Recommended default: llms.txt. It is the curated map (overview, the agent steering rules, and a link to every page’s .md companion). A capable agent reads it, then fetches just the handful of pages a task requires — e.g. the Editing and Selection plugin pages for an editable grid — instead of ingesting all ~25 plugins. Point at llms-full.txt only when your tool can’t fetch on demand and you want everything in a single load. If your tool can’t fetch but you only target one framework, prefer the scoped llms-full-{react,vue,angular,vanilla}.txt variant — it is the same corpus with the irrelevant framework variants removed.
These files are generated at build time, never hand-written, so they cannot drift from the documentation you’re reading:
Source of truth — they are built from the same MDX documentation pages, the live demo component sources, and the JSDoc-derived TypeDoc API that produce this website. When the docs change, the AI files change in the same build.
Demo code is the real code — runnable examples are inlined directly from the demo sources the live site executes, so an agent learns from code that actually works, with zero copy-paste drift.
Honest curation — a few non-implementation pages (this one and the changelogs) are intentionally kept out of llms-full.txt so the corpus stays focused on building with the grid. They remain linked in llms.txt for discoverability.

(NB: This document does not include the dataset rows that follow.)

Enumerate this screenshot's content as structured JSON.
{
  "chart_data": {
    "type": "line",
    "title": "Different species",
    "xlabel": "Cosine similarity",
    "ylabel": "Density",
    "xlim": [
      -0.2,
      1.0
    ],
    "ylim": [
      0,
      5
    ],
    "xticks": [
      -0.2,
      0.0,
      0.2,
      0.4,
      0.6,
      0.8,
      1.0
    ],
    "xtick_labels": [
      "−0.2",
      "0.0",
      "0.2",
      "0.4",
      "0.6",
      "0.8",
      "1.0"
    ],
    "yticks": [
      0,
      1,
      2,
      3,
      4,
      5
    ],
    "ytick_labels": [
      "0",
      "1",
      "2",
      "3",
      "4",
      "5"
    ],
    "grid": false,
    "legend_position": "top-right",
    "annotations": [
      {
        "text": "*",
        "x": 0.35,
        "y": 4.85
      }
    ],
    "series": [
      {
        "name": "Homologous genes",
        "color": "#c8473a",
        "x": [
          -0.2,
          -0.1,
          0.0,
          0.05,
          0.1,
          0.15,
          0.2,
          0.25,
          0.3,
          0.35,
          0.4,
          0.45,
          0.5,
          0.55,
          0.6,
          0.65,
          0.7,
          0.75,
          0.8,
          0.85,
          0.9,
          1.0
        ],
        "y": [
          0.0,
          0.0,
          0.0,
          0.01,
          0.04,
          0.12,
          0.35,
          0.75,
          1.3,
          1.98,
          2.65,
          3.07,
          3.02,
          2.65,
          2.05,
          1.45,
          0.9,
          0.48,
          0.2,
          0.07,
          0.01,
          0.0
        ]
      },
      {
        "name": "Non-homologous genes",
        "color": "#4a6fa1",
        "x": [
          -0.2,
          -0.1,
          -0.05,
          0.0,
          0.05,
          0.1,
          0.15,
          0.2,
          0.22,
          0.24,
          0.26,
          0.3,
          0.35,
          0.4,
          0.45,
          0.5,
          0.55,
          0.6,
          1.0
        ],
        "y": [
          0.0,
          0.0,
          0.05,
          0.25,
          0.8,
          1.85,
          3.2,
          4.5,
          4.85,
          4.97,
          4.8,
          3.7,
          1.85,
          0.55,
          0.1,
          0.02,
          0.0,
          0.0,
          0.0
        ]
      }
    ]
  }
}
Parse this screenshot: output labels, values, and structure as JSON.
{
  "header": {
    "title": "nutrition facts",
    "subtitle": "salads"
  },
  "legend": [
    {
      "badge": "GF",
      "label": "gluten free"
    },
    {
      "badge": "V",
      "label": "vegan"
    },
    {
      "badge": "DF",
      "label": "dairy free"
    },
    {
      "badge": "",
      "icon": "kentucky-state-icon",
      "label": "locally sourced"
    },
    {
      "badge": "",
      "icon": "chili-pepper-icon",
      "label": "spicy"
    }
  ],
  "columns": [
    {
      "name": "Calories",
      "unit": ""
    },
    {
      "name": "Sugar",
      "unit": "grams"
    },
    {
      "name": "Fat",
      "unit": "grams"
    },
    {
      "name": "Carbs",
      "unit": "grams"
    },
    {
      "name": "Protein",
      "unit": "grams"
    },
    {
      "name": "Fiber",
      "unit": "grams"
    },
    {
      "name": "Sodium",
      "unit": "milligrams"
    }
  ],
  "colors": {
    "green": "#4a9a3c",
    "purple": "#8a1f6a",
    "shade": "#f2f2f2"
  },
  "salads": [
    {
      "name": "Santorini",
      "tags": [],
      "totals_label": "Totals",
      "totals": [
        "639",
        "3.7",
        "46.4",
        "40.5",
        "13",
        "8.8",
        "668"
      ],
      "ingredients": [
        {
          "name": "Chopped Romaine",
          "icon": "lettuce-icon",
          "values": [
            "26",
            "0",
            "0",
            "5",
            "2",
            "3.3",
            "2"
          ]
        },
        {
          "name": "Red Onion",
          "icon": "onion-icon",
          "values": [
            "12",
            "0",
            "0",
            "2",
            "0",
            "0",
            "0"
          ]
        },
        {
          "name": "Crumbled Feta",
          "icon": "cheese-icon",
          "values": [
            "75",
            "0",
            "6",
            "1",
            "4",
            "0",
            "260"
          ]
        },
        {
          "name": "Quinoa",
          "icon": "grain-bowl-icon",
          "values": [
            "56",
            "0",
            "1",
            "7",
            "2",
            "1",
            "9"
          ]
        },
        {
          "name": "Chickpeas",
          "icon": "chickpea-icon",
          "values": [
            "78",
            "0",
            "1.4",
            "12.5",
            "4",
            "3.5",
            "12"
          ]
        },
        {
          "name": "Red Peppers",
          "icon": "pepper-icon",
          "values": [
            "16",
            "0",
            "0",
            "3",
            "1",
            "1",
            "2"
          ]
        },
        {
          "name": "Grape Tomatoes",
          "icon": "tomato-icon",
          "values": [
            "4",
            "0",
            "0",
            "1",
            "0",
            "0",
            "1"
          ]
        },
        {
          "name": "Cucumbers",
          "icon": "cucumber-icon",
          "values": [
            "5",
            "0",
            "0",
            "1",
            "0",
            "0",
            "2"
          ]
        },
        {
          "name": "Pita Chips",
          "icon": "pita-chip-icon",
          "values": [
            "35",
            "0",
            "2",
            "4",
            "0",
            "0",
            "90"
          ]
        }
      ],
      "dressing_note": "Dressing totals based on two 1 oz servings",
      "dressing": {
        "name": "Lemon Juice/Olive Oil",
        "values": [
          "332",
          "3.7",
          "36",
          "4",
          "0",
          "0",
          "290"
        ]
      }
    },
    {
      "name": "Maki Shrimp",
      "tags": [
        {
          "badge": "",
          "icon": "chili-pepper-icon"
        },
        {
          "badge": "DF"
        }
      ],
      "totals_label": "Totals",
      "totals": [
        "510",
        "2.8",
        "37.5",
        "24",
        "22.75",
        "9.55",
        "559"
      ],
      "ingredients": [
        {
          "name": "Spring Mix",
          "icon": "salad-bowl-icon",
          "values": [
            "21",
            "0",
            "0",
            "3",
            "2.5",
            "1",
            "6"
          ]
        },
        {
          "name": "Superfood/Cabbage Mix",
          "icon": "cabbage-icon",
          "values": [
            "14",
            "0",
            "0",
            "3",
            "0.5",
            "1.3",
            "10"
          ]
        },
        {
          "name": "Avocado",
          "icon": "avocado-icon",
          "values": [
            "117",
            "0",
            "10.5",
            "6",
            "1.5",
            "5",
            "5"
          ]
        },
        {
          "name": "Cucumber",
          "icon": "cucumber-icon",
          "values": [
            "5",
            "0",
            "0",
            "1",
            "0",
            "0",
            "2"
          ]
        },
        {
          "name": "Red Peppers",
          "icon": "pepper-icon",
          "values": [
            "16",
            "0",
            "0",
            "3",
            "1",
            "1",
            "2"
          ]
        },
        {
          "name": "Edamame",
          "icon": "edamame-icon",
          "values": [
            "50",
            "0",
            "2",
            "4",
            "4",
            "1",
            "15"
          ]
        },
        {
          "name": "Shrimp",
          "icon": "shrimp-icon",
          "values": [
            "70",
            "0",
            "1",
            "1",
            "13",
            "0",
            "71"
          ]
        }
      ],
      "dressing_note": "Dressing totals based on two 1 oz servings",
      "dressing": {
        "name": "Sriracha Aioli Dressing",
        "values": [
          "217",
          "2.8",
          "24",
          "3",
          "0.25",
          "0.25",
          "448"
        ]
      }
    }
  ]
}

Steering rules first — llms.txt and the introduction lead with the critical rules and anti-patterns an agent must respect before writing a single line, so the most consequential constraints are read first.
Pick the right entry point. Prefer llms.txt when your assistant can fetch pages on demand (it then pulls only the .md pages a task needs); fall back to llms-full.txt for one-shot loads when on-demand fetching isn’t available. See Which one should you use? above.
Share .md links, not HTML. When you reference a specific page in a prompt, append .md to the URL. It hands the agent the page’s actual content directly, so it spends no compute stripping HTML to reach the words that matter.
Configure project rules. For repeated use, drop a pointer to /llms.txt (or /llms-full.txt for fetch-less tools) into your tool’s project rules file (e.g. a Cursor rule or a Copilot instructions file) so every session starts grounded.
If your assistant cannot fetch the full corpus reliably, give it a prompt like this instead of pasting the whole file:
Download https://toolboxjs.com/llms-full-angular.txt to a local file, search it for the exact topic or symbols I care about, and return only the smallest relevant slices. Prefer a local search first, then extract just the matching regions. Do not paste the entire corpus back to me.
You can then follow up with a concrete topic, such as a renderer type, a directive name, or a plugin.